Plant materials, library preparation and DNA sequencing

To enable design of primer pairs that would provide overlapping amplicons from the S-locus, the S7 haplotype sequence (AB081587) was aligned with available sequences for almond SLF, S-RNase and SFB alleles and for pseudomolecule 6 of peach (Prunus persica (L.) Batsch)51 (Supplementary Table S17), using ten iterations of the Map to Reference alignment algorithm in Geneious software version 9.0.252. Primer pairs (Supplementary Tables S18 and S19) were designed using Primer3 software (http:/primer3.ut.ee)53,54.

Genomic DNA was extracted from young leaves of 48 almond clones (Supplementary Table S1), using an Isolate II Plant DNA Extraction Kit (Bioline, NSW, Australia). DNA quality and quantity were assessed on 1% (w/v) agarose gels using a HyperLadder I DNA ladder (Bioline, NSW, Australia). PCR amplification was performed in a total volume of 20 uL using 20 ng of DNA with 1x Phusion®HF, 1.25 mM dNTPs, 1 μM primer mix, and 0.2 U of Phusion High-Fidelity DNA polymerase (New England Biolabs, Ipswich, MA, USA). The PCR conditions used were 98 °C for 30 s, 34 cycles of 98 °C for 10 s, annealing temperature for 30 s and 72 °C for 10 min followed by a final extension at 72 °C for 15 min. Samples (5 μL) of the amplified products and the HyperLadder I DNA ladder (Bioline, NSW, Australia) were run on 1% (w/v) agarose gels at 100 V for 30 min. Gels were stained with SYBR® Safe (Invitrogen, NSW, Australia).

With each of seven primer pairs (Supplementary Table S18), two products differing in length were amplified from each of eight clones that carry the S7 haplotype (Supplementary Table S19). In each case, one of these products was of the length expected for the S7 haplotype. When the same primer pairs were applied to clones that do not carry the S7 haplotype, only four of the seven pairs amplified products. With additional primer pairs (Supplementary Table S20), additional products were amplified (Supplementary Table S21).

Each PCR product was classified as strong or weak based on the intensity of electrophoretic bands. For each almond clone, strong and weak products were pooled in separate tubes. Each pooled sample was purified using AMPure® XP beads (Agencourt Bioscience, MA, USA). For each almond clone, the strong and weak pools were mixed together at a ratio that should provide approximately uniform coverage across the S locus.
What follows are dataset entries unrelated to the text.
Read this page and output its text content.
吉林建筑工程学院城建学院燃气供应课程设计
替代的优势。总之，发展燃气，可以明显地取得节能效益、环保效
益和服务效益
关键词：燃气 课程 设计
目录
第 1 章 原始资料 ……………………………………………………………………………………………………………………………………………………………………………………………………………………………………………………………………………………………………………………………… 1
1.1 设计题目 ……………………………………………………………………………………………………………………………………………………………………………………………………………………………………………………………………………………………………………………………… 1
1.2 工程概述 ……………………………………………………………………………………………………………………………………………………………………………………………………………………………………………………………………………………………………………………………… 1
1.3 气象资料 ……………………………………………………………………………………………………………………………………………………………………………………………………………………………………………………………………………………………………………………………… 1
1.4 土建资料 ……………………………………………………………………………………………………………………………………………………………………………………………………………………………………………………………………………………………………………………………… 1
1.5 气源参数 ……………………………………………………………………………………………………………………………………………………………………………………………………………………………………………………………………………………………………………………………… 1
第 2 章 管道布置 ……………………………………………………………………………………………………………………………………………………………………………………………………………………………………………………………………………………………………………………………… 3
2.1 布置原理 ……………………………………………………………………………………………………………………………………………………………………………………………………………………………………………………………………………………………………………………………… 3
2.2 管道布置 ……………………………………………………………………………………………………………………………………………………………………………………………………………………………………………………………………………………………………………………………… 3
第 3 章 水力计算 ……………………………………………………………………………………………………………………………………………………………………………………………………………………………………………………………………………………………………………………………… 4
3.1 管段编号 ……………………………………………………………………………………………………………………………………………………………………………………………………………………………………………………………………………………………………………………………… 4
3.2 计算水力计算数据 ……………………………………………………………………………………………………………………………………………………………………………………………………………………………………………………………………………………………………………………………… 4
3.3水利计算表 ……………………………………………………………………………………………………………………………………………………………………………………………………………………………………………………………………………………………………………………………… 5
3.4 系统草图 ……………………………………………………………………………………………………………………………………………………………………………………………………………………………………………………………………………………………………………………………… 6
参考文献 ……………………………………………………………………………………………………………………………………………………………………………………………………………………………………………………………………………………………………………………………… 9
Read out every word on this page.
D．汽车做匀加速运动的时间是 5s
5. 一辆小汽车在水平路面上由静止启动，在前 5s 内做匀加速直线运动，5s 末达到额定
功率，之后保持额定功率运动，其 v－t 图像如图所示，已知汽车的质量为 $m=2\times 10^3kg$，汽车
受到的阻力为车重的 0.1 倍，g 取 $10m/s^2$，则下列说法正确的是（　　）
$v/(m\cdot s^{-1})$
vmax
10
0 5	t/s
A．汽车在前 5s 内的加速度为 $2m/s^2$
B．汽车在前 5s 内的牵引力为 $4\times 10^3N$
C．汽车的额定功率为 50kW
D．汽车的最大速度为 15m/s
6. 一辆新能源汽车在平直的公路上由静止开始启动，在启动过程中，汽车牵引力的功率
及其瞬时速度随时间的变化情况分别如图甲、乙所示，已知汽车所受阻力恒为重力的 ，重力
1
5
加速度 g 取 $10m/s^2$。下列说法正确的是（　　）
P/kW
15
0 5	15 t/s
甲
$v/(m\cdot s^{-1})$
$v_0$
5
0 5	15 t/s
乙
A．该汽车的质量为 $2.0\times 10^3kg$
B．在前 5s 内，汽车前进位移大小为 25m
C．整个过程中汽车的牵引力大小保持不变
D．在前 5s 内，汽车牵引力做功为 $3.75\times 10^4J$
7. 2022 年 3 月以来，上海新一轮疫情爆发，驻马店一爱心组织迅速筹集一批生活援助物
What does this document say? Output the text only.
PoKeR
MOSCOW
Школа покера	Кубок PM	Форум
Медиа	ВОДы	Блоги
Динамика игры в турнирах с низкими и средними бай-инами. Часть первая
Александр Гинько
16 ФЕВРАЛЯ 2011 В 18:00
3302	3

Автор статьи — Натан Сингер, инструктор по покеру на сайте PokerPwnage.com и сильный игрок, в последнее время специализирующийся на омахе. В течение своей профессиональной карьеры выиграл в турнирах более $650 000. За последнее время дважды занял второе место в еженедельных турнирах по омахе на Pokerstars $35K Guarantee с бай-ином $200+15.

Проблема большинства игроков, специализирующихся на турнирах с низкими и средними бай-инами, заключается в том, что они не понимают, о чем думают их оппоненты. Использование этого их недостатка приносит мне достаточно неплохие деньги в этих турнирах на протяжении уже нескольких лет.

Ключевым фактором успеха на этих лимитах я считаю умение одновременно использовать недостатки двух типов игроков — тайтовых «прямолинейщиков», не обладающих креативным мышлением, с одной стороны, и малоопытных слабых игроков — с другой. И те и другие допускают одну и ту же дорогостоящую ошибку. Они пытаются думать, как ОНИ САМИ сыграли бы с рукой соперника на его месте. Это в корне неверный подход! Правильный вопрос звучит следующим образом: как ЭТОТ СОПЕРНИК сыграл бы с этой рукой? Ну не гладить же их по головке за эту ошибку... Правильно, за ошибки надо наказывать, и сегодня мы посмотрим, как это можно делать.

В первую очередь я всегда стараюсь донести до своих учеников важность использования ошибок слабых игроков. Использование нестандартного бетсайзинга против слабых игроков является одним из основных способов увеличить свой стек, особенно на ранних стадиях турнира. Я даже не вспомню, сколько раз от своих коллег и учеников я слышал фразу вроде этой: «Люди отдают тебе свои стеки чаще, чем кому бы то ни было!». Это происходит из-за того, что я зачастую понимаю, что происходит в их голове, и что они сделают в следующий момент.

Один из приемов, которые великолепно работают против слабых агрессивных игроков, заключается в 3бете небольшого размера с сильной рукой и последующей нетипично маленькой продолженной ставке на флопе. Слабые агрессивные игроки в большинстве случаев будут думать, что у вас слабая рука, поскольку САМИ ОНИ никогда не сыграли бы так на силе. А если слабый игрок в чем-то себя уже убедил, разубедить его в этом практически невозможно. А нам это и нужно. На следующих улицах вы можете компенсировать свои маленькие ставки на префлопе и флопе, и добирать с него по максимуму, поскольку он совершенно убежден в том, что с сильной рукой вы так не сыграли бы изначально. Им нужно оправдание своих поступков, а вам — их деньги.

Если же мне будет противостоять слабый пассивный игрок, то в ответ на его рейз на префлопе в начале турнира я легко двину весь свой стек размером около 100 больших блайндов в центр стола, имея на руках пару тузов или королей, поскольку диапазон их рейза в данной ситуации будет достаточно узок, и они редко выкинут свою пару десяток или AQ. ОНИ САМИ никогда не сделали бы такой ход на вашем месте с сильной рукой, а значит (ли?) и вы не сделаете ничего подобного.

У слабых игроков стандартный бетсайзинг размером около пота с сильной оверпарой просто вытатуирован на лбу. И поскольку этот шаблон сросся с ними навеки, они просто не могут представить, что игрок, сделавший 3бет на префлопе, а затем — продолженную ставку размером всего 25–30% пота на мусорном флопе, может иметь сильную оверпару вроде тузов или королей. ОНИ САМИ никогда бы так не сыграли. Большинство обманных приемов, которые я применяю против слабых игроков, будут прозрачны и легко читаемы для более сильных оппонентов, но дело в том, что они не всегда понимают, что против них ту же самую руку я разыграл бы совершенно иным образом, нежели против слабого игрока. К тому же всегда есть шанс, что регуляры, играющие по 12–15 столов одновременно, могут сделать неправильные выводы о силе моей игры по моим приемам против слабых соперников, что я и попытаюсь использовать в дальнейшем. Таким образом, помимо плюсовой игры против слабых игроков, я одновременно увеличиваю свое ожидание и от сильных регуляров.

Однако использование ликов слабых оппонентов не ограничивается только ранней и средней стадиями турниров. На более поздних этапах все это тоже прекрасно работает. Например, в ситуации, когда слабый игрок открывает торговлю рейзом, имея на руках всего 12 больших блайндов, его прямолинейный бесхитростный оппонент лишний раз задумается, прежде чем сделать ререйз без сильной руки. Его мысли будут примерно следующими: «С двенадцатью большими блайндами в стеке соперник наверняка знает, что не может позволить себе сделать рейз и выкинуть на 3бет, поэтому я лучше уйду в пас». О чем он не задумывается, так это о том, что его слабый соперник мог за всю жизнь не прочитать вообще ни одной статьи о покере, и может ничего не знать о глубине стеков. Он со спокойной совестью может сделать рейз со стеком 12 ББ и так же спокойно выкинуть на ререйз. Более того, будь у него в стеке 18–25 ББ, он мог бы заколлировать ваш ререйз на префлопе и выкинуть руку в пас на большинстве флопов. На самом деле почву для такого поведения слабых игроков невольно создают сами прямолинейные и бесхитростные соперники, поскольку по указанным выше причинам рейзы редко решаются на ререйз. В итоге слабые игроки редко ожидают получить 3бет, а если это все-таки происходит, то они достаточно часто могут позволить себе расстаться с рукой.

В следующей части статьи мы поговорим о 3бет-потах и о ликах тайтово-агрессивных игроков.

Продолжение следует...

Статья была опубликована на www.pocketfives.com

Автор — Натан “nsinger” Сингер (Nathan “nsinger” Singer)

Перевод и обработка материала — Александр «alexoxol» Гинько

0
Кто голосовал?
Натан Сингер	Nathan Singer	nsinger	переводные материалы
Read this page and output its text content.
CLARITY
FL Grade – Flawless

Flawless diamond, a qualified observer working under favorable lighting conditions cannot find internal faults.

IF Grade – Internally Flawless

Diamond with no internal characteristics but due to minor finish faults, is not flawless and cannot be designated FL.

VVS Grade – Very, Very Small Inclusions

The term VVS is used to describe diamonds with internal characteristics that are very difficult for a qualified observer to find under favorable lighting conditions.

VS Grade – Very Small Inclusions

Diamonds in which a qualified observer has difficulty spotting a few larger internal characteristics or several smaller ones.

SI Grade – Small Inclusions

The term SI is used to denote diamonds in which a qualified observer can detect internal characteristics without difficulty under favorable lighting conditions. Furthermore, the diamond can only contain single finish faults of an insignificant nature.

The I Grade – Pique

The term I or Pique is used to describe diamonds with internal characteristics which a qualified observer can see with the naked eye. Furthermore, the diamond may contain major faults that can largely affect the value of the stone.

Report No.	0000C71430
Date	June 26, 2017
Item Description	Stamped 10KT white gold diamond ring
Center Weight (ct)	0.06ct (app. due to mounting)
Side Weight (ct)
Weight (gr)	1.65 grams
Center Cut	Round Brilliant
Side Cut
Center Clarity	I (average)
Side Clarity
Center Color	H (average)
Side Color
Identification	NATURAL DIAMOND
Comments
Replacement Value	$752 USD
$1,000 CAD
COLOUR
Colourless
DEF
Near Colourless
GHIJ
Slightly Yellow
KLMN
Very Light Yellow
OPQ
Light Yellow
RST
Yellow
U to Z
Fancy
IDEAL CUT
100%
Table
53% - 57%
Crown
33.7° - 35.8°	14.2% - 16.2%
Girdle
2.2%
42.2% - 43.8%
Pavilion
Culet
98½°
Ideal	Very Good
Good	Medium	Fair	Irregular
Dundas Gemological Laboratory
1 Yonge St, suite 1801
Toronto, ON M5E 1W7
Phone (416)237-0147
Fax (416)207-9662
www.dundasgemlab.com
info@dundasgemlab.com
A sequencing library was prepared using an Illumina Nextera DNA Library Prep Kit (V3) (Illumina, VIC, Australia) and 50 ng of DNA from each of the resulting samples. The Tn5 transposase from the kit was used to digest DNA samples to generate segments of about 300 bp containing read 1 (5′-TCGTCGGCAGCGT-3′) and read 2 (5′-GTCTCGTGGGCTCGG-3′) sequences. Index primers i5 and i7 and paired-end primers P5 and P7 were annealed to each sample using reduced-cycle PCR amplification. Amplified products were purified using AMPure® XP, quantified by qPCR using Kapa SYBR FAST Master Mix (Kapa Biosystems, MA, USA) on a Rotor-Gene Q instrument (QIAGEN, VIC, Australia) and assayed for quality using a TapeStation 2002 instrument (Agilent Technologies, VIC, Australia). Each sample was normalised to 4 nM and the samples were pooled. The resulting library was assessed for quality in a Bioanalyzer 2001 instrument (Agilent Technologies, VIC, Australia), diluted to 12 pM and mixed with 1% (w/v) Illumina PhiX library. Paired-end sequencing was conducted on an Illumina MiSeq instrument, using an Illumina 600-cycle Version 3 reagent kit.

Sequence analysis

Raw sequence reads were assessed for quality, adapter sequences and barcode contamination using FASTQC v0.11.5 (http://bioinformatics.babraham.ac.uk/projects/fastqc). Adapter sequences were removed using the ILLUMINACLIP option in Trimmomatic V0.3255. This was followed by another run of FASTQC. Sequence data were deposited in the National Center for Biotechnology Information (NCBI) Short Read Archive (SRA) as study SRP133723. Trimmed reads from ten clones known to carry the S7 haplotype were aligned to the AB081587 sequence using the BWA-mem algorithm in the Burrows-Wheeler alignment (BWA-0.6) tool56. The resulting binary alignment/map (BAM) files were visualised using Tablet graphical viewer version 1.16.09.0657.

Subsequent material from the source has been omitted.